View larger version (54K): [in a new window]   Fig. 3. Mutation of NMTS alters the interphase Runx subnuclear organization. Point mutations within the Runx2 NMTS were generated using PCR-mediated mutagenesis. Deconvoluted images were analyzed of whole cells (HeLa) expressing either HA-tagged wild-type Runx2, an HA-tagged C-terminal deletion or one of the four HA-tagged NMTS point mutants. As shown, each of these mutants and wild-type Runx exhibits a punctate subnuclear distribution (top panel). Standardized mean subnuclear organization data for the indicated proteins are shown (right panel). A color map has been applied to the standardized values assigning red to higher values and green to lower values (see supplementary material). Using a repeated-measure analysis of variance (ANOVA) we detect significant differences at a 0.05 level in 17 of 25 parameters measured, as indicated by asterisks. Bar, 10 µm.

View larger version (33K): [in a new window]   Fig. 4. Discrimination between wild-type Runx2 and NMTS mutants on the basis of domain size, packing, and spatial randomness. To understand the subnuclear organization of the wild-type Runx protein and the five mutants, we analyzed factors scores, which reflect the sum of standardized subnuclear organization parameters multiplied by respective factor loadings. Factor scores assign a value to each of the unobservable factors (factor A: domain size properties, factor B: domain packing, and factor C: domain spatial randomness). Using the data acquired from the 330 nuclear image sections, we computed factor scores for wild-type and each of the mutants and analyzed star-plots of these scores on three axes (see supplementary material). The center of the star-plot has a value of -0.5, the end of each axis has a value of 0.5, and the mid-point on each axis is zero; these values are in standardized units. The three mean factor scores for each protein define the points of a filled triangle that has been drawn to illustrate the similarities and differences among each of the proteins. Based upon the shape of each of the filled triangles, we can discriminate two groups of domain organizations: one comprised of the wild-type Runx2 protein along with the Y407A and R398A mutants and a second group containing Y433A, Y428A, and the functionally compromised Runx2-C mutant. Differences in the shape of the triangles highlight the selective alterations in subnuclear organization as a consequence of NMTS mutations.
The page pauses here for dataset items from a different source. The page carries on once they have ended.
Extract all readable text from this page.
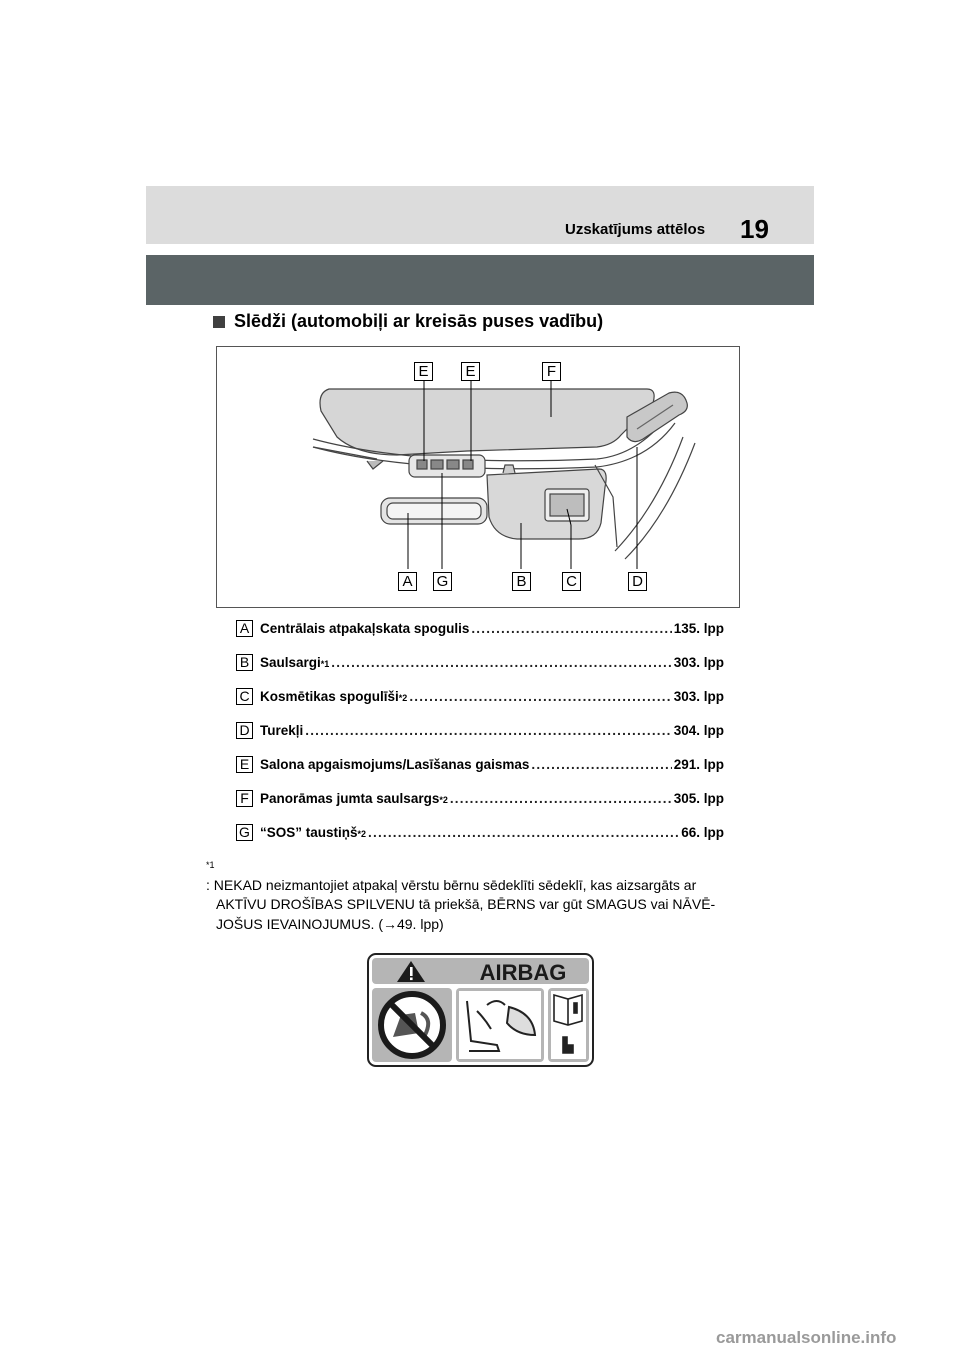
Uzskatījums attēlos 19
Slēdži (automobiļi ar kreisās puses vadību)
E	E	F
A	G	B	C	D
A Centrālais atpakaļskata spogulis .....	135. lpp
B Saulsargi *1 .....	303. lpp
C Kosmētikas spogulīši *2 .....	303. lpp
D Turekļi .....	304. lpp
E Salona apgaismojums/Lasīšanas gaismas .....	291. lpp
F Panorāmas jumta saulsargs *2 .....	305. lpp
G “SOS” taustiņš *2 .....	66. lpp
$^{*1}$
: NEKAD neizmantojiet atpakaļ vērstu bērnu sēdeklīti sēdeklī, kas aizsargāts ar
AKTĪVU DROŠĪBAS SPILVENU tā priekšā, BĒRNS var gūt SMAGUS vai NĀVĒ-
JOŠUS IEVAINOJUMUS. (→49. lpp)
AIRBAG
carmanualsonline.info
View larger version (67K): [in a new window]   Fig. 5. The subnuclear organization of Runx domains is linked with subnuclear targeting, biological function and disease. In order to determine the extent to which the subnuclear organization of each mutant differs from wild-type we performed hierarchical cluster analysis using the Euclidean distance matrix and complete linkage. Cluster organization is illustrated using a dendrogram. Subnuclear organization data is presented in a compressed form with a color map as described in Fig. 3. As shown, there are two main clusters: one including wild-type and one including the Runx2-C protein, which does not contain the NMTS. We find a clear parallel between this cluster analysis and our factor analysis, particularly with respect to the clustering of Runx2-C with Y433A and Y428A. This parallel lends strength to the observed clusters. Shown at the bottom is a symbolic representation of the extent to which each protein associates with the nuclear matrix as determined by biochemical fractionation and western blot analysis, i.e. ranging from `+++' (associated) for wild-type to `-' (no association for Runx2-C) (Zaidi et al., 2001; Choi et al., 2001) (our unpublished observations). We find a correlation between subnuclear organization and nuclear matrix association. The schematic below indicates whether a protein will promote differentiation or is involved in disease (i.e. cleidocranial dysplasia) [yes, no, or not determined (ND)].